Belfast Telegraph

Wednesday 3 September 2014

Irish rock legends Thin Lizzy reform

Phil Lynott
Philomena Lynott, mother of dead Thin Lizzy rock legend Phil.

Spread the word around . . . guess who’s back in town. But will be this a reunion too far for their fans?

Yes, almost 25 years after the death of legendary Irish rocker Phil Lynott, Thin Lizzy are to hit the road again — this time with Co Down musician Ricky Warwick at the helm.

Warwick (43) replaces Lynott in the latest reincarnation, joining Thin Lizzy alumni Scott Gorham, Brian Downey and Darren Wharton. Also on board are Def Leppard’s Vivian Campbell and former Whitesnake bassist Marco Mendoza.

The new band will head out on tour in 2011, with a huge homecoming show planned for Dublin on January 4. Thin Lizzy are not the only band to reform minus a key figure.

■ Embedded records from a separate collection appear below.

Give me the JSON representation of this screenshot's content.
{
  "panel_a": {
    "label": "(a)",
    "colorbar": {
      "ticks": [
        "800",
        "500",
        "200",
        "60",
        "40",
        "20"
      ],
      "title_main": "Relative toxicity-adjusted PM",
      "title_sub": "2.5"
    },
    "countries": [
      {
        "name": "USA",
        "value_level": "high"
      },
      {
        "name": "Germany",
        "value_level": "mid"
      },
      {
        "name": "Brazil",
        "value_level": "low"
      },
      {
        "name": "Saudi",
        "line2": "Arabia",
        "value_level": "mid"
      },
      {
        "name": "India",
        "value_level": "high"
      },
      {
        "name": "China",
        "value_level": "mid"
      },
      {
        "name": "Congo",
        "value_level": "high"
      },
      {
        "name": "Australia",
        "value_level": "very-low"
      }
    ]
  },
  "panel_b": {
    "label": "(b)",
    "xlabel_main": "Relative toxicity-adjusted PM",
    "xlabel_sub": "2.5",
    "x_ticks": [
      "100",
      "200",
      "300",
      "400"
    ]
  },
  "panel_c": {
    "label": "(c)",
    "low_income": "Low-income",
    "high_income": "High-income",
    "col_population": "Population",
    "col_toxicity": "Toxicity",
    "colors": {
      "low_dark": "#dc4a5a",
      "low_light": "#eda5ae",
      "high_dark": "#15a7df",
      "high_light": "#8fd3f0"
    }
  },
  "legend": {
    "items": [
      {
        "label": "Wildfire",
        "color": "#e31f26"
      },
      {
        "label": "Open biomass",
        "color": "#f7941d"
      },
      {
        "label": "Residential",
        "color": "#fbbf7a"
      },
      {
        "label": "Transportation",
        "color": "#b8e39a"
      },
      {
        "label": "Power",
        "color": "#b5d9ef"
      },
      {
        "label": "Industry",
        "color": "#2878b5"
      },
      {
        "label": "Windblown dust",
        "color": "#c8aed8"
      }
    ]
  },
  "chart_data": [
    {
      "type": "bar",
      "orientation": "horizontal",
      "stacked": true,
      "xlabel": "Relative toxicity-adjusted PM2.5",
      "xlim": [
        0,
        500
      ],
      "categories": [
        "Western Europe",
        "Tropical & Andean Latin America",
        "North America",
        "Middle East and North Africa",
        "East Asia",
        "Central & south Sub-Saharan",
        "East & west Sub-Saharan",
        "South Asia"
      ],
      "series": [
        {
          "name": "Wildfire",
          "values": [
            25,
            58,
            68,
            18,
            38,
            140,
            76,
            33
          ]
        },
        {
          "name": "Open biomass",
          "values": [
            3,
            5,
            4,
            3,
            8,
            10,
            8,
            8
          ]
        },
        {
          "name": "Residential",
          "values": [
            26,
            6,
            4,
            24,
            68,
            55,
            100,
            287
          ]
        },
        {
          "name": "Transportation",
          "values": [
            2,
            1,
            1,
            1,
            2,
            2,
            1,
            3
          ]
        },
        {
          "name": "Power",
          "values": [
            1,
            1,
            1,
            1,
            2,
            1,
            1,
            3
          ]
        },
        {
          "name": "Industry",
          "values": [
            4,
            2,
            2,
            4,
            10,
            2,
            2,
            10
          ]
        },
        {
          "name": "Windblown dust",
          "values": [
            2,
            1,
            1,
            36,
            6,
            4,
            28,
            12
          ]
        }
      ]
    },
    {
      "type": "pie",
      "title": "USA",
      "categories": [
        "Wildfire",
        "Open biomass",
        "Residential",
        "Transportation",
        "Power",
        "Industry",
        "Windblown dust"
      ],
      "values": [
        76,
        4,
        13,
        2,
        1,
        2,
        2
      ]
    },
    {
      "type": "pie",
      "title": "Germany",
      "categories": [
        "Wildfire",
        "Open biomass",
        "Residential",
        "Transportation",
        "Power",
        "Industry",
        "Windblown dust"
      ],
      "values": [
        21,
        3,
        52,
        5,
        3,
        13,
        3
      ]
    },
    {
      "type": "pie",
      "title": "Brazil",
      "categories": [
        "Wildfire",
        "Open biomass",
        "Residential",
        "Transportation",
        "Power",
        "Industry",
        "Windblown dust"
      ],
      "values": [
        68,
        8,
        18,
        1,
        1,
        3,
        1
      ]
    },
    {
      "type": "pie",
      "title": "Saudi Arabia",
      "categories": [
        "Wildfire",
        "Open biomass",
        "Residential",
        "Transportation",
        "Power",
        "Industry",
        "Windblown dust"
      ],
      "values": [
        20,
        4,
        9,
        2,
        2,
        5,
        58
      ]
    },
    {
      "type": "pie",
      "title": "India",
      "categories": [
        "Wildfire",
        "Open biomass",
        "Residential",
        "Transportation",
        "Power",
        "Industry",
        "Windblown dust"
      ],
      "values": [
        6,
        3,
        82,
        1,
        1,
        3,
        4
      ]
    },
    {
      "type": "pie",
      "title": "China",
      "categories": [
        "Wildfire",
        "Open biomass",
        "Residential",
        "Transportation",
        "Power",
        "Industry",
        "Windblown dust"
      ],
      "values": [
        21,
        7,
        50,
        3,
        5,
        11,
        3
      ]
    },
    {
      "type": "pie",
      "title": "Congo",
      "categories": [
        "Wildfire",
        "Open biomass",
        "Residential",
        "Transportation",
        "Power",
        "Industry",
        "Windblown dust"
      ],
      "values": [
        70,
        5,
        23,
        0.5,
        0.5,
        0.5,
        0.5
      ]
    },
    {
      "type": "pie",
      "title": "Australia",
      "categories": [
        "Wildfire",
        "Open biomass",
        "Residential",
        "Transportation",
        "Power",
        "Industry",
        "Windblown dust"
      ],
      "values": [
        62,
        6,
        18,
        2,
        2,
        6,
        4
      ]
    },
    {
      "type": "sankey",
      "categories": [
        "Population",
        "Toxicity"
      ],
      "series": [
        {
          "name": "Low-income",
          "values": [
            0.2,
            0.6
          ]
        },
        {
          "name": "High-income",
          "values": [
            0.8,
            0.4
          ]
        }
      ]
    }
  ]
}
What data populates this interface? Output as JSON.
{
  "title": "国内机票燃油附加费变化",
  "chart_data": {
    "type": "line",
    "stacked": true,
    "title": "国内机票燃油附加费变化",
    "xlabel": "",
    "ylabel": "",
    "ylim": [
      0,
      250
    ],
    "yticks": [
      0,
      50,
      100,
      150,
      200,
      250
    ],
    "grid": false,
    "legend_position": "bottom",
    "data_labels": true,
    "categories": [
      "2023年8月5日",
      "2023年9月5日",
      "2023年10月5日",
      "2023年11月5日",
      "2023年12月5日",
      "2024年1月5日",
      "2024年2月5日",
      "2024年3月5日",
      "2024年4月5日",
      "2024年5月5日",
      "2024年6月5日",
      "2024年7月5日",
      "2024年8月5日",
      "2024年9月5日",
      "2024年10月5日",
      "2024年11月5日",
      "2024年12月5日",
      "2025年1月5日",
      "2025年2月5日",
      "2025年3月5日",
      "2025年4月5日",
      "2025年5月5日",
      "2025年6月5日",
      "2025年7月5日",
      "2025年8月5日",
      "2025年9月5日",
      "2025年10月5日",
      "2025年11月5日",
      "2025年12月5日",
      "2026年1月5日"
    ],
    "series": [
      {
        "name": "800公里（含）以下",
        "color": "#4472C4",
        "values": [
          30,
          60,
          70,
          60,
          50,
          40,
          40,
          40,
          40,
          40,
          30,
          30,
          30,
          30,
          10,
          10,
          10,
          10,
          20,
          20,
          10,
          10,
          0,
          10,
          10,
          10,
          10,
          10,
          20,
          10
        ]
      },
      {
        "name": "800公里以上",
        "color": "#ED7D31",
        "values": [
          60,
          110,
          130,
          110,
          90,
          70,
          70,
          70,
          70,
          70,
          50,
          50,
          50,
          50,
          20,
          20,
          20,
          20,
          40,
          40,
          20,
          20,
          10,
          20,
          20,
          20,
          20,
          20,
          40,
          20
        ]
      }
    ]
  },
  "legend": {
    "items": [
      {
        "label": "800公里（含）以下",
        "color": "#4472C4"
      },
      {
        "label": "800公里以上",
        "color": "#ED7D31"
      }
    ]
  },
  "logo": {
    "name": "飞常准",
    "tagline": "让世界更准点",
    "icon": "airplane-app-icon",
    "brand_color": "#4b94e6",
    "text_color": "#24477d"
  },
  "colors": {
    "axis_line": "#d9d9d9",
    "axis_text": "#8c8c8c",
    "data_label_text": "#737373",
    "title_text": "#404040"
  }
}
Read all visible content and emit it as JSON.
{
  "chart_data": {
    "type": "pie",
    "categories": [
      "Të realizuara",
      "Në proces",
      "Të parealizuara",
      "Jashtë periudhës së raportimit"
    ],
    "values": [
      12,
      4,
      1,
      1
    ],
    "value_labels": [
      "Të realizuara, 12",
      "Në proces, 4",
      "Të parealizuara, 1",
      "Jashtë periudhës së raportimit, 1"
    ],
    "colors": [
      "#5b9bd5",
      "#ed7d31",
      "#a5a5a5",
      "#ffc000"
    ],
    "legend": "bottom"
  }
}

Queen continue to tour with Free’s Paul Rodgers filling the shoes of the late Freddie Mercury, while Paul McLoone replaced Feargal Sharkey in The Undertones. Bruce Dickinson quit Iron Maiden, rejoining the heavy metal band some years later.

But can the glory days of Lynott’s reign ever really be recreated?

Stuart Bailie of the Oh Yeah Centre in Belfast said that while it was great news for Warwick, whom he described as a “100% rocker’’, he thought the new formation’s pedigree “was suspect”.

“It’s crossing over, really, from reunion to tribute band, so it’s something of a hybrid,” he said.

“I saw the great Thin Lizzy in the Ulster Hall in 1978 and that memory is still intact. That is the way I want to keep it.

“When you see Queen perform with Paul Rodgers on vocals, it is not quite the same experience as seeing the original Queen and I’m guessing it will be the same with this line-up, although it does have some of its original line-up.

“What people will be seeing is a photocopy of a photocopy — although I wouldn’t knock the guys for doing it. Does it sully Lynott’s legacy?

“I’m not sure about that but it’s never going to be the same experience without the great man himself.”

However, music publicist James Rollins said he did not believe that this was a reunion too far.

“The band has three of its original members, all of whom played with Lynott,” he said.

“They’re getting together to mark the 25th anniversary of Lynott’s death.”

David Neely of CDC Leisure admitted Lynott would be a hard act to follow but said Warwick was a great musician who would keep the fans happy, as long as he did not try to replicate Lynott.

“It’s always going to be difficult when you take out such a charismatic frontman as Lynott, but it can be done,” he said.

Speaking about his delight at being asked to join the new line-up Ricky, from Newtownards, said: “Every kid on my street, in my school and in my city knew of Thin Lizzy. Every kid supported Lizzy. We took pride in Lizzy and what was there not to be proud of?”